When is a sheaf on a scheme extendable to a representable functor? I'll start with example:
Let $X$ be a scheme, and $O_X$ be its structure sheaf. It is defined at the moment on open sets of $X$, and it takes them to $Sets$. However, it is extendable to a sheaf on the Zariski site of $Sch$ by: Take a scheme $S$ to $\mathbb{G}_a(S)$. Now that it is a functor $Sch \rightarrow Sets$, it makes sense to ask whether it is representable, which in this case it is (by $\mathbb{Z}[X]$), and it is even a group scheme.
My, somewhat vague, question is: how prevalent is the phenomenon? For example, are all coherent sheaves on any scheme extendable to representable functors? To group schemes? Is there an iff condition for this to happen?
 A: If $F$ is a coherent sheaf on a noetherian scheme $X$, there is a natural extension of $F$ to the large Zariski site of $X$: with an object $f\colon T \to X$, you associate the group of global sections of the pullback $f^*F$. According to a result of Nitin Nitsure, this is representable if and only if $F$ is locally free (see http://arxiv.org/abs/math/0308036). What Keerthi says is not quite correct: the functor represented by the spectrum of the symmetric algebra of $F$ is that sending $f\colon T \to X$ to the group of global sections of the dual of $f^*F$, which does not coincide with the group of global sections of $f^*(F^\vee)$.

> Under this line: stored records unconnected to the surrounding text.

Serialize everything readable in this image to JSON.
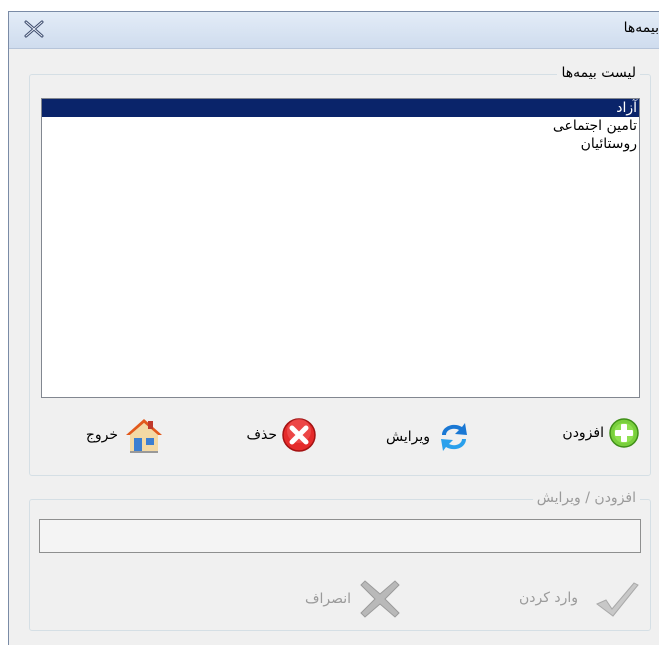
{
  "window": {
    "title": "بیمه‌ها"
  },
  "insurance_list": {
    "legend": "لیست بیمه‌ها",
    "items": [
      "آزاد",
      "تامین اجتماعی",
      "روستائیان"
    ],
    "selected_index": 0
  },
  "toolbar": {
    "add_label": "افزودن",
    "edit_label": "ویرایش",
    "delete_label": "حذف",
    "exit_label": "خروج"
  },
  "edit_group": {
    "legend": "افزودن / ویرایش",
    "input_value": "",
    "enter_label": "وارد کردن",
    "cancel_label": "انصراف"
  },
  "icons": {
    "close": "close-icon",
    "add": "plus-circle-icon",
    "edit": "refresh-arrows-icon",
    "delete": "x-circle-icon",
    "exit": "home-icon",
    "enter": "checkmark-icon",
    "cancel": "x-cross-icon"
  },
  "colors": {
    "selection": "#0a246a",
    "titlebar": "#d6e2f1",
    "add_green": "#5fbf2f",
    "delete_red": "#e52b2b",
    "edit_blue": "#1a78d4"
  }
}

On the other hand there are many ways of extending a sheaf on the small Zariski site; for example, one can extend it to the small étale site, where it is always represented by an algebraic space with an étale map to $X$ (the analogue of the "espace étalé" for the usual topology), which then you can extend to the large étale site. This would have a somewhat better chance of being representable by a scheme; however, this construction is very different in spirit, and the resulting scheme would be enormous, and probably not very useful.